IEEE Access (Jan 2019)
Dissection on Java Organs in GitHub Repositories
Abstract
Organ transplantation has brought convenience for software reuse and evolution since it was proposed. However, studies about mature, high-quality organs are still insufficient. It is still unclear about the detailed characteristics of organs in the open-source environment. In this paper, we look deep into organs obtained from software evolution processes of the ten large-scale Java repositories hosted on GitHub, aiming at providing practical information for utilizing organs in the open-source environment.
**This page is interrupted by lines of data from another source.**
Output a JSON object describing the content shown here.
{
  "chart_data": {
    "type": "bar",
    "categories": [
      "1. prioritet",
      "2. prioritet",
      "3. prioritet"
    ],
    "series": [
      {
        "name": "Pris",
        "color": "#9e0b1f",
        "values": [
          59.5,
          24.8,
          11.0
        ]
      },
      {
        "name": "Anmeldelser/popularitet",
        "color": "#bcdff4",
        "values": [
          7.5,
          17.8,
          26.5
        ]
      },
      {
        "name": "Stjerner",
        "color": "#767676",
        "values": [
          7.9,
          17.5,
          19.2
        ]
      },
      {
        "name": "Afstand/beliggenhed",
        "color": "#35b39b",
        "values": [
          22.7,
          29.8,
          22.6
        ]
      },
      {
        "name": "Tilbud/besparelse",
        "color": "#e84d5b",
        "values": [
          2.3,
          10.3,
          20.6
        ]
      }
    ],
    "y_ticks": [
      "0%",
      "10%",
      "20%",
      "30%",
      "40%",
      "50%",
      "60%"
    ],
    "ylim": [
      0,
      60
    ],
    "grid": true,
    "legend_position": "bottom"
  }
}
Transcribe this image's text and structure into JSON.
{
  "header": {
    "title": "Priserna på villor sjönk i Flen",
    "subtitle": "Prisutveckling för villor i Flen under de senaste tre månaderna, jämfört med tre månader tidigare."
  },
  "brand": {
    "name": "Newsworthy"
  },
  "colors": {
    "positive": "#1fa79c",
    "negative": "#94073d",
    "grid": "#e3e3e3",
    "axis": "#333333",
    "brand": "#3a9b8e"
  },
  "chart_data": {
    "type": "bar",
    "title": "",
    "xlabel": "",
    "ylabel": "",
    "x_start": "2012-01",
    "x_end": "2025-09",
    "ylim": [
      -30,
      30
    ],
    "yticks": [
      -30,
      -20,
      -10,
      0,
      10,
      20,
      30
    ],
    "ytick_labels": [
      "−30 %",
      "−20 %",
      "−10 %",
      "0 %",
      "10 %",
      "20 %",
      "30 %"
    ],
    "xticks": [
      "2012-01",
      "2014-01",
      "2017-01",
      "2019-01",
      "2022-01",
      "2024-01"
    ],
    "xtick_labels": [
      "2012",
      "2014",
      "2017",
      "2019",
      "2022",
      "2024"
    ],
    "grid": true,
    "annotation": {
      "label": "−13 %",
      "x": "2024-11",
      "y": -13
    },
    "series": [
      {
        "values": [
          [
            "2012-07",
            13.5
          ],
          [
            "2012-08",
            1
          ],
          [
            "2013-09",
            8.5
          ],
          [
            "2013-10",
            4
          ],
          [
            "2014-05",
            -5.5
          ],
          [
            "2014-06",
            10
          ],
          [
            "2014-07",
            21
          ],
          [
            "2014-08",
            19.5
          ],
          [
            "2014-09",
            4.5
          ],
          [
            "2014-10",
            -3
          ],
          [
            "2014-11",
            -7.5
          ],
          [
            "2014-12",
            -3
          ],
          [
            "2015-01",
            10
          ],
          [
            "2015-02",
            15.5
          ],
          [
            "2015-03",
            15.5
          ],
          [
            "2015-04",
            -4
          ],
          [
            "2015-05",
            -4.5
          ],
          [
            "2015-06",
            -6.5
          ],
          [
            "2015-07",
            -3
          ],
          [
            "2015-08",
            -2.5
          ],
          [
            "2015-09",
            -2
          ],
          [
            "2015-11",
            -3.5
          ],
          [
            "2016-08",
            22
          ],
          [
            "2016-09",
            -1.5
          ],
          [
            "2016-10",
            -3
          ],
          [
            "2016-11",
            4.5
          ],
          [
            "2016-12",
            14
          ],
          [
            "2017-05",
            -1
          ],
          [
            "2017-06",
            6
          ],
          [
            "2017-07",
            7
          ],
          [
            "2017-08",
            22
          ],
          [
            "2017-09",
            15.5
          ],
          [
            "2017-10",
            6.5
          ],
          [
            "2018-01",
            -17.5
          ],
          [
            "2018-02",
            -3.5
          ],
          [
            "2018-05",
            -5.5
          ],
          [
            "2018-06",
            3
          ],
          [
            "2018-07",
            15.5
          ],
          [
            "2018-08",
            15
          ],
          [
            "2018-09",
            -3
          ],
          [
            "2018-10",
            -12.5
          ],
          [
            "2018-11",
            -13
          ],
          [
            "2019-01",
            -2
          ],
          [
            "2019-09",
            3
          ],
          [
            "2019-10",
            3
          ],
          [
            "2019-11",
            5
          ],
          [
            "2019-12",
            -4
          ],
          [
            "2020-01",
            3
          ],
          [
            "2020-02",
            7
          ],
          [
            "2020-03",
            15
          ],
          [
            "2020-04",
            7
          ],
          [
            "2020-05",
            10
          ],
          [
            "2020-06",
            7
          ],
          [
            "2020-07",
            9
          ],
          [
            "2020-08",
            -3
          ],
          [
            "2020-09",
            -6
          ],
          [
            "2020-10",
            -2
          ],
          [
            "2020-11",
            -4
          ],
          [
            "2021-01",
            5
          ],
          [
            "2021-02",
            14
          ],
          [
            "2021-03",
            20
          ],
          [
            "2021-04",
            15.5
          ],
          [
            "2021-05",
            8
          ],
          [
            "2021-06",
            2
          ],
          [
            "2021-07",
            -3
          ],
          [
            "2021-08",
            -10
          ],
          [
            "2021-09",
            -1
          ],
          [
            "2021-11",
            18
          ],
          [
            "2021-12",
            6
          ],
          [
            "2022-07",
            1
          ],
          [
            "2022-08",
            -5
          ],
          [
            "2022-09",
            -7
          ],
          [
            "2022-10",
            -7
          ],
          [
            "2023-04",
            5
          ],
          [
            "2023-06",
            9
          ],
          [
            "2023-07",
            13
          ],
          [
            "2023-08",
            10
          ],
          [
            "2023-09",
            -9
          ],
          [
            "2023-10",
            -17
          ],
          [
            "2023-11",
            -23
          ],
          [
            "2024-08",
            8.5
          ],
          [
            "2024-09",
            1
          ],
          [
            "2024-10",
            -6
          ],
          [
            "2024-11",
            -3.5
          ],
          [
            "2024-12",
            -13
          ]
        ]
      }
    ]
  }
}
We found that: 1) commits use add as a keyword in their comments possess the most organs, occupying 38% of the total amount, but commits with the keyword fix possess the highest locating accuracy (about 57%); 2) developers prefer to add new classes when they bring new functionalities to the projects in that the proportion of class level organs is 40%, more than statement level organs' and function level organs' (35% and 25%, respectively); 3) nearly 70% of the total amount are cross-file organs with the median of the number of files each organ spans reaching three and the average of this value being around four; 4) a small number (0.55%) of organs are multi-commit; 5) more than 40% of code reuse in the open-source software can be finished by organ transplantation. Based on our findings, we highlight implications for future studies and design the mode of using organs to conduct code reuse.